State Mental Health Services for Young Adults ‘Inadequate’: Report

A state task force, co-chaired by a UConn Health psychiatrist, made nearly 50 recommendations to improve Connecticut’s behavioral health system.

Dr. Daniel Connor addresses the Connecticut legislature on June 17, 2014. (Carolyn Pennington/UConn Health Photo)

Dr. Daniel Connor addresses the Connecticut legislature on June 17, 2014. (Carolyn Pennington/UConn Health Photo)

UConn Health psychiatrist Dr. Daniel Connor, co-chair of the Task Force to Study the Provision of Behavioral Health Services for Young Adults, addresses the Connecticut legislature on Tuesday. (Carolyn Pennington/UConn Health Photo)
UConn Health psychiatrist Dr. Daniel Connor, co-chair of the Task Force to Study the Provision of Behavioral Health Services for Young Adults, addresses the Connecticut legislature on Tuesday. (Carolyn Pennington/UConn Health Photo)

The state’s mental health services are inadequate when it comes to identifying and providing services for young adults suffering from mental illness, according to a legislative task force report.

The Task Force to Study the Provision of Behavioral Health Services for Young Adults, co-chaired by UConn Health psychiatrist Dr. Daniel Connor, released its report Tuesday during a news conference at the Legislative Office Building in Hartford.

The task force made nearly 50 recommendations to improve Connecticut’s mental health system. The recommendations address three main concerns: access to behavioral health services, having enough health care providers to provide those services, and the rights under law for persons with behavioral health issues.

“While there exist areas of excellence in the Connecticut mental health system, overall, the state’s pediatric mental health service doesn’t meet the current need,” said Connor, chief of the Division of Child and Adolescent Psychiatry at UConn Health.

One of the main issues the group focused on was the lack of equal access across payers, including commercial, self-employed, and public insurers. A particular concern is the gap that exists for those who are privately insured. Parents often find it difficult to connect all the necessary services to provide the care their children need.

Mental illness and gun violence

The group also addressed the issue of mental illness and gun violence. “While it appears true that among a small number of people with certain severe mental health disorders, there is a six to seven times greater likelihood of suicide, violence, or self-injury,” said Connor, “it is also true that the vast majority of individuals with mental illness do not in engage in violence in society. Studies show that if mental illness could be entirely eliminated overnight from the population, 90 to 97 percent of violent behaviors in society would remain. Reduction of gun violence in society requires a comprehensive approach.”

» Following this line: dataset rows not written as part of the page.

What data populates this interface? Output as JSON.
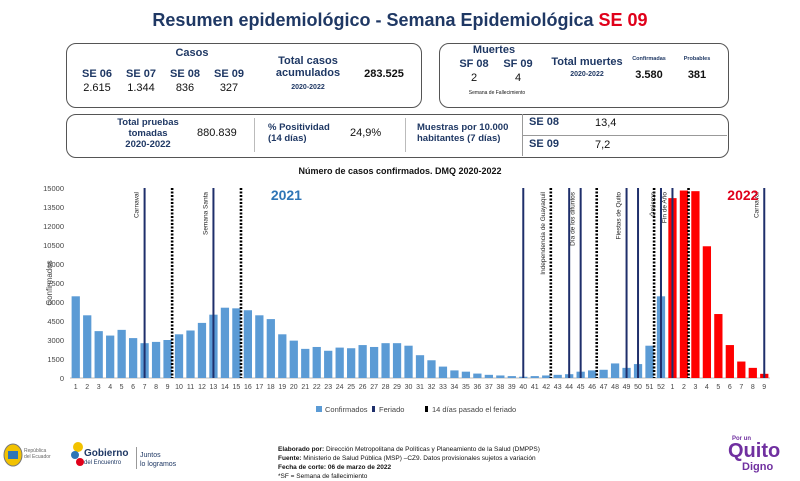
{
  "title": {
    "main": "Resumen epidemiológico - Semana Epidemiológica ",
    "week": "SE 09"
  },
  "casos": {
    "label": "Casos",
    "weeks": [
      {
        "week": "SE 06",
        "value": "2.615"
      },
      {
        "week": "SE 07",
        "value": "1.344"
      },
      {
        "week": "SE 08",
        "value": "836"
      },
      {
        "week": "SE 09",
        "value": "327"
      }
    ],
    "total_label_1": "Total casos",
    "total_label_2": "acumulados",
    "total_period": "2020-2022",
    "total_value": "283.525"
  },
  "muertes": {
    "label": "Muertes",
    "weeks": [
      {
        "week": "SF 08",
        "value": "2"
      },
      {
        "week": "SF 09",
        "value": "4"
      }
    ],
    "note": "Semana de Fallecimiento",
    "total_label": "Total muertes",
    "total_period": "2020-2022",
    "confirmadas_label": "Confirmadas",
    "probables_label": "Probables",
    "confirmadas_value": "3.580",
    "probables_value": "381"
  },
  "pruebas": {
    "label_1": "Total pruebas",
    "label_2": "tomadas",
    "period": "2020-2022",
    "value": "880.839",
    "positividad_label_1": "% Positividad",
    "positividad_label_2": "(14 días)",
    "positividad_value": "24,9%",
    "muestras_label_1": "Muestras por 10.000",
    "muestras_label_2": "habitantes (7 días)",
    "muestras": [
      {
        "week": "SE 08",
        "value": "13,4"
      },
      {
        "week": "SE 09",
        "value": "7,2"
      }
    ]
  },
  "chart_data": {
    "type": "bar",
    "title": "Número de casos confirmados. DMQ 2020-2022",
    "ylabel": "Confirmados",
    "ylim": [
      0,
      15000
    ],
    "yticks": [
      0,
      1500,
      3000,
      4500,
      6000,
      7500,
      9000,
      10500,
      12000,
      13500,
      15000
    ],
    "year_labels": [
      {
        "text": "2021",
        "color": "#2e75b6"
      },
      {
        "text": "2022",
        "color": "#e0001a"
      }
    ],
    "categories": [
      "1",
      "2",
      "3",
      "4",
      "5",
      "6",
      "7",
      "8",
      "9",
      "10",
      "11",
      "12",
      "13",
      "14",
      "15",
      "16",
      "17",
      "18",
      "19",
      "20",
      "21",
      "22",
      "23",
      "24",
      "25",
      "26",
      "27",
      "28",
      "29",
      "30",
      "31",
      "32",
      "33",
      "34",
      "35",
      "36",
      "37",
      "38",
      "39",
      "40",
      "41",
      "42",
      "43",
      "44",
      "45",
      "46",
      "47",
      "48",
      "49",
      "50",
      "51",
      "52",
      "1",
      "2",
      "3",
      "4",
      "5",
      "6",
      "7",
      "8",
      "9"
    ],
    "series": [
      {
        "name": "Confirmados",
        "color_2021": "#5b9bd5",
        "color_2022": "#ff0000",
        "values": [
          6450,
          4950,
          3700,
          3350,
          3800,
          3150,
          2750,
          2850,
          3000,
          3450,
          3750,
          4350,
          5000,
          5550,
          5500,
          5350,
          4950,
          4650,
          3450,
          2950,
          2300,
          2450,
          2150,
          2400,
          2350,
          2600,
          2450,
          2750,
          2750,
          2550,
          1800,
          1400,
          900,
          600,
          500,
          350,
          250,
          200,
          150,
          100,
          150,
          200,
          250,
          300,
          500,
          600,
          650,
          1150,
          800,
          1100,
          2550,
          6450,
          14200,
          14800,
          14750,
          10400,
          5050,
          2600,
          1300,
          800,
          330
        ]
      }
    ],
    "feriado": [
      {
        "week": "7",
        "year": "2021",
        "label": "Carnaval"
      },
      {
        "week": "13",
        "year": "2021",
        "label": "Semana Santa"
      },
      {
        "week": "40",
        "year": "2021",
        "label": ""
      },
      {
        "week": "44",
        "year": "2021",
        "label": ""
      },
      {
        "week": "45",
        "year": "2021",
        "label": "Día de los difuntos"
      },
      {
        "week": "49",
        "year": "2021",
        "label": "Fiestas de Quito"
      },
      {
        "week": "50",
        "year": "2021",
        "label": ""
      },
      {
        "week": "52",
        "year": "2021",
        "label": ""
      },
      {
        "week": "1",
        "year": "2022",
        "label": ""
      },
      {
        "week": "9",
        "year": "2022",
        "label": "Carnaval"
      }
    ],
    "feriado_14": [
      {
        "week": "9",
        "year": "2021",
        "label": ""
      },
      {
        "week": "15",
        "year": "2021",
        "label": ""
      },
      {
        "week": "42",
        "year": "2021",
        "label": "Independencia de Guayaquil"
      },
      {
        "week": "46",
        "year": "2021",
        "label": ""
      },
      {
        "week": "51",
        "year": "2021",
        "label": ""
      },
      {
        "week": "2",
        "year": "2022",
        "label": ""
      }
    ],
    "other_annotations": [
      {
        "week": "52",
        "year": "2021",
        "label": "Ómicron"
      },
      {
        "week": "1",
        "year": "2022",
        "label": "Fin de Año"
      }
    ],
    "legend": [
      "Confirmados",
      "Feriado",
      "14 días pasado el feriado"
    ],
    "legend_position": "bottom"
  },
  "footer": {
    "elaborado_label": "Elaborado por:",
    "elaborado": " Dirección Metropolitana de Políticas y Planeamiento de la Salud (DMPPS)",
    "fuente_label": "Fuente:",
    "fuente": " Ministerio de Salud Pública (MSP) –CZ9. Datos provisionales sujetos a variación",
    "fecha_label": "Fecha de corte: 06 de marzo de 2022",
    "sf_note": "*SF = Semana de fallecimiento"
  },
  "logos": {
    "republica_1": "República",
    "republica_2": "del Ecuador",
    "gobierno": "Gobierno",
    "gobierno_sub": "del Encuentro",
    "juntos_1": "Juntos",
    "juntos_2": "lo logramos",
    "quito_top": "Por un",
    "quito": "Quito",
    "quito_sub": "Digno"
  }
}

The 20-member task force was formed in August 2013 in response to the Sandy Hook shootings and included clinicians, treatment providers, and representatives from the insurance industry.

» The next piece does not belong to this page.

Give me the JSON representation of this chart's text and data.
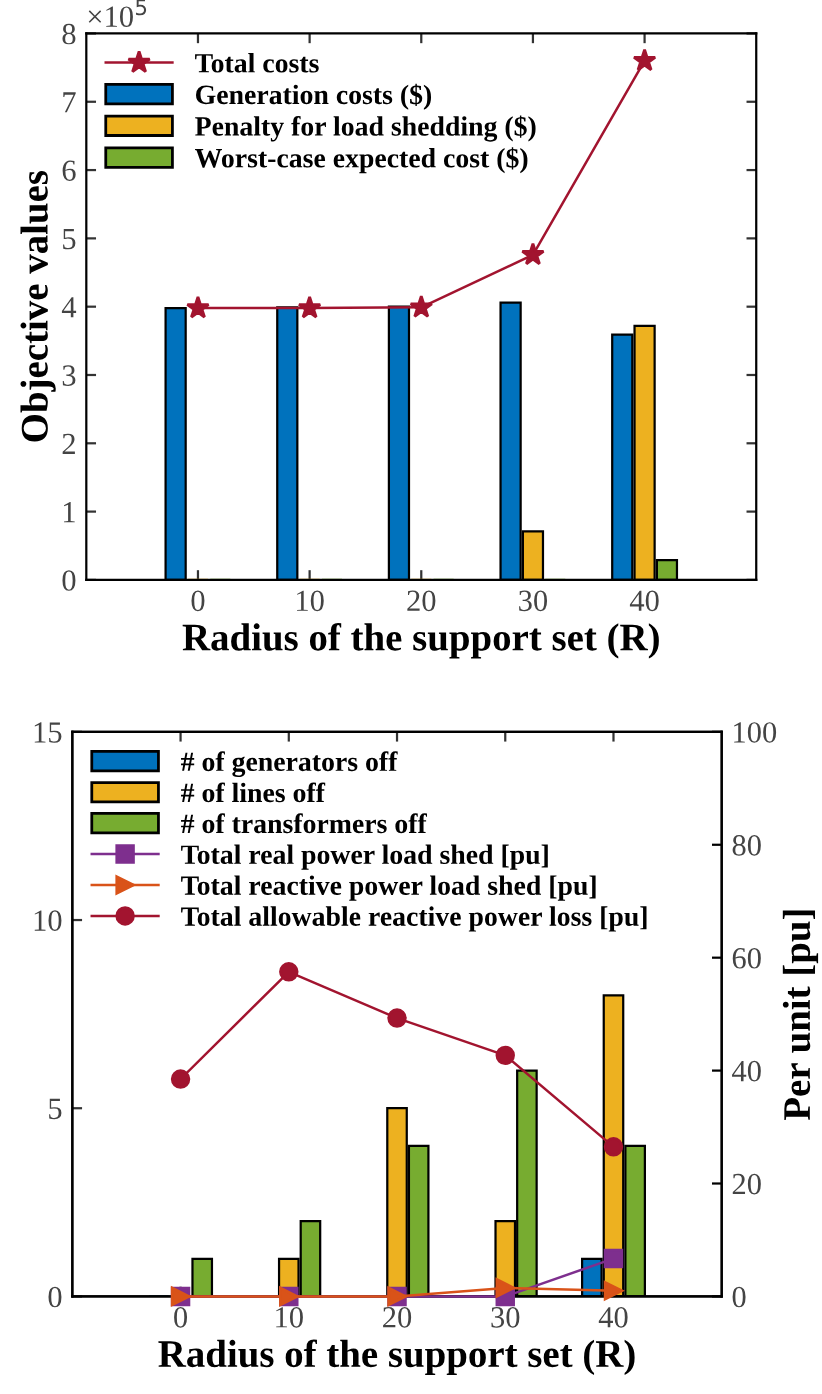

In Connecticut, about 10 percent of adolescents and young adults ages 16 to 25 have experienced at least one episode of a major depressive disorder in the past year. Late adolescence and young adulthood are a high-risk time for onset of major mental illness, including schizophrenia and bipolar illness.

Costs of action, costs of inaction

Speaker of the House Brendan Sharkey said, “The report provides a blueprint for the legislature in the course of the next session and beyond to increase the availability and the access of mental health services in order to provide the kind of support we need in our state, while also reducing the stigma that often comes along with mental health services.”

While the final report includes 47 specific recommendations, overall they aim to accomplish the following goals:

  • Enhance identification of early-onset mental health disorders for Connecticut’s children, adolescents, and young adults.
  • Increase pediatric mental health care provider evaluation and treatment capacity (workforce capacity).
  • Address pediatric mental health care provider quality by enhancing training and expertise in evidence-based evaluation and intervention.
  • Decrease behavioral healthcare system fragmentation.
  • Increase behavioral healthcare ease-of-use for families in need.
  • Enhance mental health capacity in schools to address safety, student behavioral management issues, and early identification and treatment.
  • Continue discussion on involuntary outpatient commitment laws in Connecticut.

The task force members admit the package of recommendations is complex and will be costly to implement. But Connor says without major changes in the state’s behavioral health system, the costs will be even higher. Those include direct costs for police, courts, special education, and health care, as well as indirect costs, such as lost productivity.

The task force’s report and recommendations will be passed along to state lawmakers for action in the next legislative session.